Modify (concept). This script ran the from-scratch regime; cousin tutorial plot_73 carries the recipe for linear-probe and full-finetune. To extend: pretrain the same EEGConformer on a related task, reload the encoder with strict=False, toggle requires_grad on the head only (linear-probe) or on every parameter (full-finetune), keep the rest constant, and compare best_val_r and gap-vs-from-scratch on the same 3-panel figure.

Wrap-up#

We trained a small braindecode.models.EEGConformer end-to-end on a Challenge-shaped windowed table, kept the cross-subject split strict, recorded train/val curves and val r across two seeds, scored the held-out subjects, and pulled a saliency map back through the network. The p-factor signal in EEG is genuinely faint and p_factor is a derived score, not a diagnosis; any clinical framing belongs in a follow-up study with much larger N.

Try it yourself#

  • Swap braindecode.models.EEGConformer for braindecode.models.ShallowFBCSPNet and rerun.

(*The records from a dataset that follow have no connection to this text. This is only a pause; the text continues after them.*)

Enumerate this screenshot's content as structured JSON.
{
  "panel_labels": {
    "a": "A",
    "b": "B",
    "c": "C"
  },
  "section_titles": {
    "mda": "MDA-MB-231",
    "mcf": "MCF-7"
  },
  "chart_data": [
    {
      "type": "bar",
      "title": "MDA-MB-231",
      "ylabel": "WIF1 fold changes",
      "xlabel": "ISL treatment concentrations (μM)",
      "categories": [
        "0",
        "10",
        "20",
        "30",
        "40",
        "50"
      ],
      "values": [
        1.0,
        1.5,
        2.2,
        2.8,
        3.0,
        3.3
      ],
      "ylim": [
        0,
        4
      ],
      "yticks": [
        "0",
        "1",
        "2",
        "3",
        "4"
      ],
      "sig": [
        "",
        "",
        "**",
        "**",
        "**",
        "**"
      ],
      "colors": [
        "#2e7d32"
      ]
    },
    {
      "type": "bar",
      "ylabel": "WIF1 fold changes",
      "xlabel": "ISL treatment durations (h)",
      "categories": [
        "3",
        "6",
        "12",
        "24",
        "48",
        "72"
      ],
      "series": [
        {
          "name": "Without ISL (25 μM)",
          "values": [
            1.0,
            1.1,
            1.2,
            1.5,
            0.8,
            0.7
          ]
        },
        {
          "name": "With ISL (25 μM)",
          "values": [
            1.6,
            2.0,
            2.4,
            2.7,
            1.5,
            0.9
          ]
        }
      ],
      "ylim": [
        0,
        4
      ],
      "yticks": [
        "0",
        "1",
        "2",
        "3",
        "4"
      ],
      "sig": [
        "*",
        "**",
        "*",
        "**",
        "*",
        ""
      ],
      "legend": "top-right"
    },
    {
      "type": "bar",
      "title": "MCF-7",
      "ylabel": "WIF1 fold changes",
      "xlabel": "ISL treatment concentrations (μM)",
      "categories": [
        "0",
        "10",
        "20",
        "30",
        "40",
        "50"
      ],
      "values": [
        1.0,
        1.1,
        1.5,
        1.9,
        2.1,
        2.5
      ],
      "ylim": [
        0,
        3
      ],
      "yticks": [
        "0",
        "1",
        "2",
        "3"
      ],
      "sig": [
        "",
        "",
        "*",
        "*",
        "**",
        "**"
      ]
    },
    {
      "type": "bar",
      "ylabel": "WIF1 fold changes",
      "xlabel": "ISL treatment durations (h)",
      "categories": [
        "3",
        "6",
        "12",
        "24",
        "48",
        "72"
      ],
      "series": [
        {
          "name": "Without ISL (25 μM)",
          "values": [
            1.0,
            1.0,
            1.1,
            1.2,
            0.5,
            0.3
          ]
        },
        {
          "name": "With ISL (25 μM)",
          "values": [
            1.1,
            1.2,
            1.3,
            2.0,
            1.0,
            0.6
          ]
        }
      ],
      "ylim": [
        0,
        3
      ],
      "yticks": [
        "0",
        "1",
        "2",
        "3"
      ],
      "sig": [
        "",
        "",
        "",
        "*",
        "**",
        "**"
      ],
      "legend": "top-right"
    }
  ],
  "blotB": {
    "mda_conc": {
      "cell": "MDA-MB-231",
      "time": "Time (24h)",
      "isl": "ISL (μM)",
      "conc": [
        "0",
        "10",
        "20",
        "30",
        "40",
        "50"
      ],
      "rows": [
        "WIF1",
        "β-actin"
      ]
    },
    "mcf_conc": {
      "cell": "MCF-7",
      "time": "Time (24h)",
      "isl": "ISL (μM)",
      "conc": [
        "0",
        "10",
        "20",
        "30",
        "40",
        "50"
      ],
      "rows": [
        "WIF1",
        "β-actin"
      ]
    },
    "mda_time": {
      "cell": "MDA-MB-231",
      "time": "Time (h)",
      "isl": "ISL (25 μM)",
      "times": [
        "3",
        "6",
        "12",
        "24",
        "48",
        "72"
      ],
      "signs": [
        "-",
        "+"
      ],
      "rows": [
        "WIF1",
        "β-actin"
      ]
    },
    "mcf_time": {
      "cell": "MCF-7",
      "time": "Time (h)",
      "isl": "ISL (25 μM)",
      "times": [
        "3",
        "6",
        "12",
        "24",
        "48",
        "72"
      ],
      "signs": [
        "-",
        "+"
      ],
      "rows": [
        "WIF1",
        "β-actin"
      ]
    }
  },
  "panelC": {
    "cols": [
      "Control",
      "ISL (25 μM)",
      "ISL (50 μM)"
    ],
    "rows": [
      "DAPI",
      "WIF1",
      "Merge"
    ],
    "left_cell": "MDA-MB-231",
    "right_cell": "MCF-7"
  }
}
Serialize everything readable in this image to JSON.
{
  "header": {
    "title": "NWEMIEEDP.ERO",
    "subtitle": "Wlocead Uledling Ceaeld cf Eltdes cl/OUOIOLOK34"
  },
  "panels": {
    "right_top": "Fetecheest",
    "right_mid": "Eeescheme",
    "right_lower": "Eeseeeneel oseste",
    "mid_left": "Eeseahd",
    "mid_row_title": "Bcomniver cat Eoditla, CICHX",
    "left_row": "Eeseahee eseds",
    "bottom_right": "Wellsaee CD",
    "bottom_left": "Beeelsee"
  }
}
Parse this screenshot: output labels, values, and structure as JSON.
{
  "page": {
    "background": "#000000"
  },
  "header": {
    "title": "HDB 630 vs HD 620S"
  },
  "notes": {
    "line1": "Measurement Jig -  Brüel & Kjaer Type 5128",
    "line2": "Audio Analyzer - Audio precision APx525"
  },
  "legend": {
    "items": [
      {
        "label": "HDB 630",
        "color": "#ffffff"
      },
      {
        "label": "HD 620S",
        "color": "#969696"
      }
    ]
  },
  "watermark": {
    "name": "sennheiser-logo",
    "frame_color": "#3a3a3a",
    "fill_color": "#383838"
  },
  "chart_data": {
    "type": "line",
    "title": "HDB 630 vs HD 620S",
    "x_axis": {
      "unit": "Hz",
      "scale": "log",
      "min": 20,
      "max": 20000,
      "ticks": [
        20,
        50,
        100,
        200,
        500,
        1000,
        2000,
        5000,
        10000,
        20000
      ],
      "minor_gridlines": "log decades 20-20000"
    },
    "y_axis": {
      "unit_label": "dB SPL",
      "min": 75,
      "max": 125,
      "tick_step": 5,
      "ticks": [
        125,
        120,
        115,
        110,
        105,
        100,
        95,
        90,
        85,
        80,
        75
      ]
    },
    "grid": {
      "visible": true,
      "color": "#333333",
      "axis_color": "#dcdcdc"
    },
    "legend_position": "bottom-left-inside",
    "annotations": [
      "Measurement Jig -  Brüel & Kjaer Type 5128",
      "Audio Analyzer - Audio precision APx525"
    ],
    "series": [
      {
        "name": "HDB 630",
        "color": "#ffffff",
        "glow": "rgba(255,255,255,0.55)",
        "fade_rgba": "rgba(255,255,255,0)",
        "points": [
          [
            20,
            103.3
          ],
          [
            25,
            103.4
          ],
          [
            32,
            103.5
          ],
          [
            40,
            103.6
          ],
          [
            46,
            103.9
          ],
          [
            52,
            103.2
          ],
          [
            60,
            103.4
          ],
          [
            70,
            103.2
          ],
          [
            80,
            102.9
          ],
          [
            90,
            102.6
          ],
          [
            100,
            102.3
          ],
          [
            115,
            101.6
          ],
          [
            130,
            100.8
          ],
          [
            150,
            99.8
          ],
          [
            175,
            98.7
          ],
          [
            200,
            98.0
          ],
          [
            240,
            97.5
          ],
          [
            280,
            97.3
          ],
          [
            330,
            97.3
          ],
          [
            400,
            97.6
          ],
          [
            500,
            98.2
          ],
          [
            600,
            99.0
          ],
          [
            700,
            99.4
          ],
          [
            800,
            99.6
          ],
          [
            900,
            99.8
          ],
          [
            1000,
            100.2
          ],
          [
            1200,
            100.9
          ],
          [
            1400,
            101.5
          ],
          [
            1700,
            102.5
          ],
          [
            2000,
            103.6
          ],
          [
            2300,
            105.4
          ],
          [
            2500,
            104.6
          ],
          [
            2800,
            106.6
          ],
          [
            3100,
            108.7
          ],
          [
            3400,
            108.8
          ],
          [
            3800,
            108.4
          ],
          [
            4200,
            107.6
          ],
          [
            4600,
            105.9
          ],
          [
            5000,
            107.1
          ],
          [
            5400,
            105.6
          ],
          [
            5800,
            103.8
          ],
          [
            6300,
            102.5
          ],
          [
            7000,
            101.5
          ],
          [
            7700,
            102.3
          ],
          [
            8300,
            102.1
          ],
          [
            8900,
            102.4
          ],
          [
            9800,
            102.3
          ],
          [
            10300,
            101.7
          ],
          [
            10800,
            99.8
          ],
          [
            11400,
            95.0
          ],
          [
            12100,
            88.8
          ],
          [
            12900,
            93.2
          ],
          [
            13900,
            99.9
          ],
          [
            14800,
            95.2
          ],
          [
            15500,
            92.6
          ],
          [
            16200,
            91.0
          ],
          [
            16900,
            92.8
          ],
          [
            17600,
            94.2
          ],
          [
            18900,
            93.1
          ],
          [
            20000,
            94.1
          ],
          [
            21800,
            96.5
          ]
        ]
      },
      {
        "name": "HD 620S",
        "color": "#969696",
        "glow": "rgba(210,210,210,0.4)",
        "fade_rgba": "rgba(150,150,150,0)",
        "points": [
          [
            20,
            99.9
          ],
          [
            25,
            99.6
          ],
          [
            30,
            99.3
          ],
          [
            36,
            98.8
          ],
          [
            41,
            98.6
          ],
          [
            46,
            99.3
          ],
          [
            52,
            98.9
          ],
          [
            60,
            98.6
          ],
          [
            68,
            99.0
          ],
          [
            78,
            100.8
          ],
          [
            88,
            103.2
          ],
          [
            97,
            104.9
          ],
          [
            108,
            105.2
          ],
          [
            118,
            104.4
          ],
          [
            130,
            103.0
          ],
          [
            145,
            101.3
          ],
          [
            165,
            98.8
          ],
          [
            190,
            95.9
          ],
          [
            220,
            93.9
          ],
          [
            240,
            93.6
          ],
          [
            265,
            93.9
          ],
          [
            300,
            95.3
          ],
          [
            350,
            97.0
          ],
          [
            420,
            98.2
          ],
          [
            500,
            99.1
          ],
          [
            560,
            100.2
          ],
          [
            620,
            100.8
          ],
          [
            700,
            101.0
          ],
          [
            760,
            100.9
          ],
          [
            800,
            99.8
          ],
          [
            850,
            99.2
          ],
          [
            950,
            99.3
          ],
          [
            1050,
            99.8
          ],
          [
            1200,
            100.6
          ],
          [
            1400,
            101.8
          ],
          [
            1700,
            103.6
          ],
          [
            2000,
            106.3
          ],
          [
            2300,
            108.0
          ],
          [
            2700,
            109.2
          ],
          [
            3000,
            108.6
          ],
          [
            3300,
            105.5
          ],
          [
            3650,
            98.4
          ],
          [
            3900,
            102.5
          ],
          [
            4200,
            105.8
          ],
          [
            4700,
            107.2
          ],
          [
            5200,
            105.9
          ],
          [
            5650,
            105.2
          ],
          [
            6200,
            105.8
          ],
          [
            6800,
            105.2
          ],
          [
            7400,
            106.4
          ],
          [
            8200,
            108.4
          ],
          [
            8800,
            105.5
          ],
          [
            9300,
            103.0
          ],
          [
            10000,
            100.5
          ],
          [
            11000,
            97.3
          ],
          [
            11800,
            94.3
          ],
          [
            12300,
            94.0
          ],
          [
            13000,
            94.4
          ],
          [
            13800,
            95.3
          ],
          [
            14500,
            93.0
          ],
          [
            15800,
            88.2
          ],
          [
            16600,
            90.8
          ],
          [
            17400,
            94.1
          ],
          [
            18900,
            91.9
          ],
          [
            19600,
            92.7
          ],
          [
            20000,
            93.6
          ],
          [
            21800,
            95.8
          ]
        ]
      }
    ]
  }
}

  • Bump N_SEEDS to 5 and report the 5-seed mean r +/- SE.

  • Replace the synthetic windows with a real ds005505 query (/auto_examples/tutorials/10_core_workflow/plot_10_preprocess_and_window).

  • Pretrain on eyes-open vs eyes-closed and run linear-probe; compare best_val_r with the from-scratch run from this script.

References#

See References for the centralised bibliography of papers cited above. Add or amend an entry once in docs/source/refs.bib; every tutorial inherits the update.